Monday, 7 September 2009

Why G20 banking regs won't work

the papers that i have read today and this blog piece by Robert Peston all agree that the G20 has been something of a triumph for global co-ordination. Yes, the bankers bonus' make the line in the news, but commentators seem happy with the new proposed rule on capital regulation.

This is the idea that banks have to hold more capital to cover potential risk losses and that they must have lower leverage as a result. This should make banking boring.

The downside to this analysis is what I would expect from Financial analysts; in that they miss the politics. Why will France and Germany ruin their banks and ecnomies now when they see the problem as Anglo-Saxon capitalism. France and Germany already have higher public debt ratios than the UK and US.
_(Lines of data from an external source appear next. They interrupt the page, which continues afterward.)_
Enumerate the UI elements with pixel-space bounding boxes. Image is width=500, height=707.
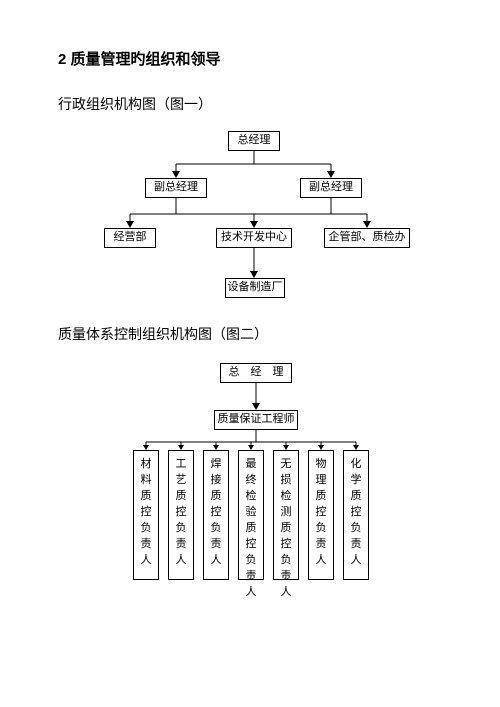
chart2-node-gm2: 总 经 理 (220, 363, 292, 383)
page: 2 质量管理旳组织和领导 行政组织机构图（图一） 质量体系控制组织机构图（图二） (0, 0, 500, 707)
chart1-caption: 行政组织机构图（图一） (58, 94, 212, 114)
chart1-node-gm: 总经理 (228, 131, 280, 151)
chart2-leaf-1: 工艺质控负责人 (168, 450, 194, 580)
heading-number: 2 (58, 51, 66, 68)
chart2-leaf-6: 化学质控负责人 (343, 450, 369, 580)
chart1-node-d1: 经营部 (104, 228, 156, 248)
chart1-node-d2: 技术开发中心 (216, 228, 292, 248)
chart2-leaf-0: 材料质控负责人 (133, 450, 159, 580)
chart2-node-qae: 质量保证工程师 (214, 410, 298, 430)
chart2-leaf-5: 物理质控负责人 (308, 450, 334, 580)
heading-text: 质量管理旳组织和领导 (71, 51, 221, 68)
chart1-node-vgm1: 副总经理 (145, 178, 207, 198)
chart2-leaf-4: 无损检测质控负责人 (273, 450, 299, 580)
chart1-node-mfg: 设备制造厂 (225, 278, 285, 298)
chart2-leaf-2: 焊接质控负责人 (203, 450, 229, 580)
chart1-node-vgm2: 副总经理 (300, 178, 362, 198)
chart2-caption: 质量体系控制组织机构图（图二） (58, 324, 268, 344)
chart1-node-d3: 企管部、质检办 (324, 228, 410, 248)
chart2-leaf-3: 最终检验质控负责人 (238, 450, 264, 580)
section-heading: 2 质量管理旳组织和领导 (58, 48, 221, 69)
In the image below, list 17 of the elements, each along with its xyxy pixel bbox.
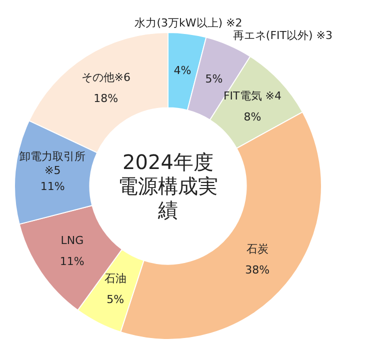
slice-label: FIT電気 ※4 xyxy=(223,90,282,103)
data-label: 5% xyxy=(205,72,223,86)
slice-label: 石炭 xyxy=(246,242,268,256)
text: 2024年度電源構成実績 xyxy=(118,150,218,222)
slice-label: LNG xyxy=(60,234,84,247)
slice-label: その他※6 xyxy=(81,71,131,84)
slice-label: 石油 xyxy=(104,272,126,286)
data-label: 11% xyxy=(40,180,65,193)
data-label: 18% xyxy=(94,92,118,106)
data-label: 8% xyxy=(244,110,262,124)
data-label: 38% xyxy=(245,264,270,277)
data-label: 4% xyxy=(174,64,192,77)
slice-label: 再エネ(FIT以外) ※3 xyxy=(232,28,333,42)
slice-label: 水力(3万kW以上) ※2 xyxy=(134,16,242,30)
slice-label: 卸電力取引所 ※5 xyxy=(20,150,86,177)
data-label: 11% xyxy=(60,255,84,268)
data-label: 5% xyxy=(106,293,124,306)
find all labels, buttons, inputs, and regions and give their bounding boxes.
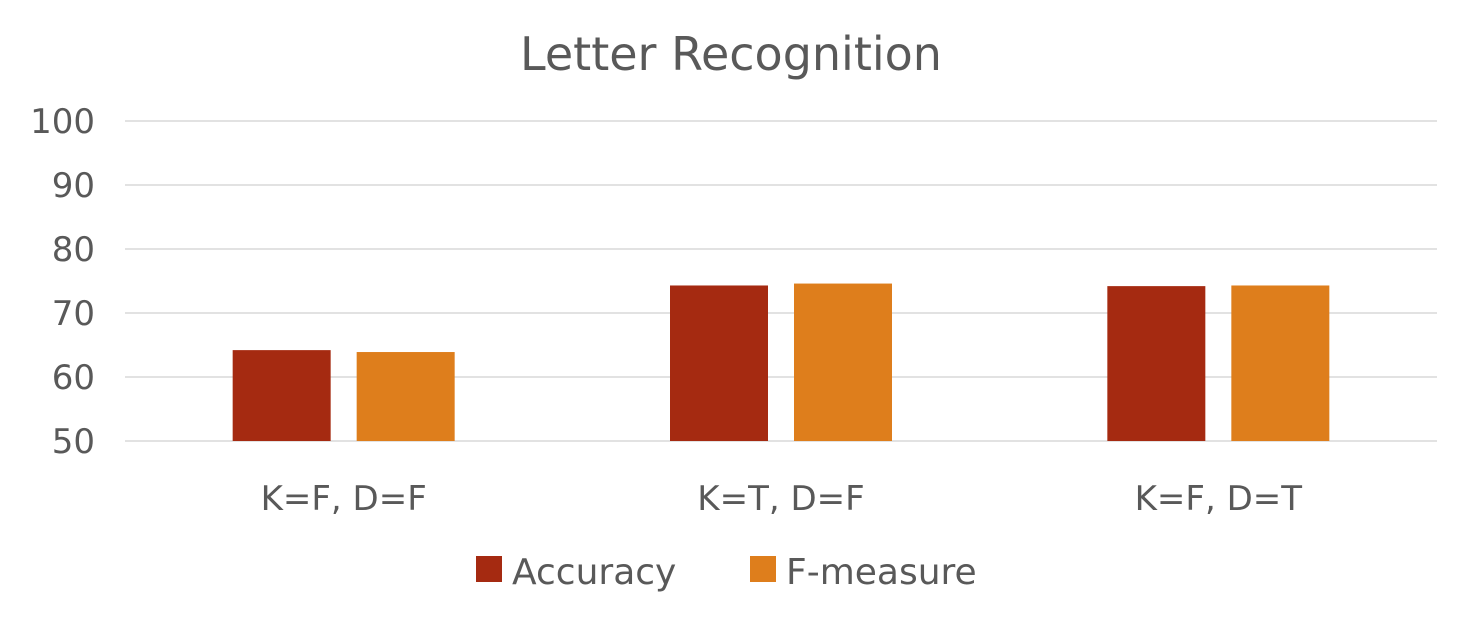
bar-f-measure-3 (1231, 285, 1330, 441)
gridlines (125, 120, 1437, 442)
legend-swatch-accuracy (476, 556, 502, 582)
y-tick-label: 50 (52, 422, 95, 462)
y-tick-label: 80 (52, 230, 95, 270)
x-category-label: K=F, D=F (261, 479, 427, 519)
legend-swatch-f-measure (750, 556, 776, 582)
bar-f-measure-1 (356, 352, 455, 441)
chart-title: Letter Recognition (520, 27, 942, 81)
x-category-label: K=T, D=F (697, 479, 864, 519)
bars (232, 283, 1330, 441)
y-axis-ticks: 50 60 70 80 90 100 (30, 102, 95, 462)
bar-accuracy-2 (670, 285, 768, 441)
bar-accuracy-1 (232, 350, 331, 441)
x-axis-categories: K=F, D=F K=T, D=F K=F, D=T (261, 479, 1303, 519)
y-tick-label: 100 (30, 102, 95, 142)
y-tick-label: 90 (52, 166, 95, 206)
y-tick-label: 60 (52, 358, 95, 398)
y-tick-label: 70 (52, 294, 95, 334)
legend-label: F-measure (786, 552, 977, 593)
bar-f-measure-2 (794, 283, 892, 441)
legend: Accuracy F-measure (476, 552, 977, 593)
legend-label: Accuracy (512, 552, 676, 593)
bar-accuracy-3 (1107, 286, 1206, 441)
x-category-label: K=F, D=T (1135, 479, 1303, 519)
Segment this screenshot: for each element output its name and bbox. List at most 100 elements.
There is not a chance this will be agreed to in its current form, whatever proclamations are made by G20 finance ministers. Global regulation will have to wait and in the meantime national governments are going to make up their own rules on banking.

Wednesday, 17 June 2009

Darling, to the City; Que Paso?

As usual, the mansion house speech by the Chancellor is being leaked to friends this morning. So after dinner this evening it will be an even more riveting listen for the audience. Hearing Darling say something you have already heard about, in that wonderful voice of his.....I hope they are serving black coffee!
Worse, the UK Government proposes to do nothing of any import, as posted here Monday. The FSA is fine, the Bank of England is fine and so on. Minor changes needed, biff those nasty hedgies etc.

No mention that the Labour Government might cave into Europe and see the City (and thereby the Country it supports, like it or not) ruined. No mention that Obama and the Tories think radical change is needed.

No mention that the Banks themselves are in favour of an overhaul to Basle 2 regulations and the imposition of rules for pro-cycliality (that is, fixing the roof while the sun is shining in bank lending terms).

Nope, we have finger in the ears government today. After all none of this is our fault, it all started in America.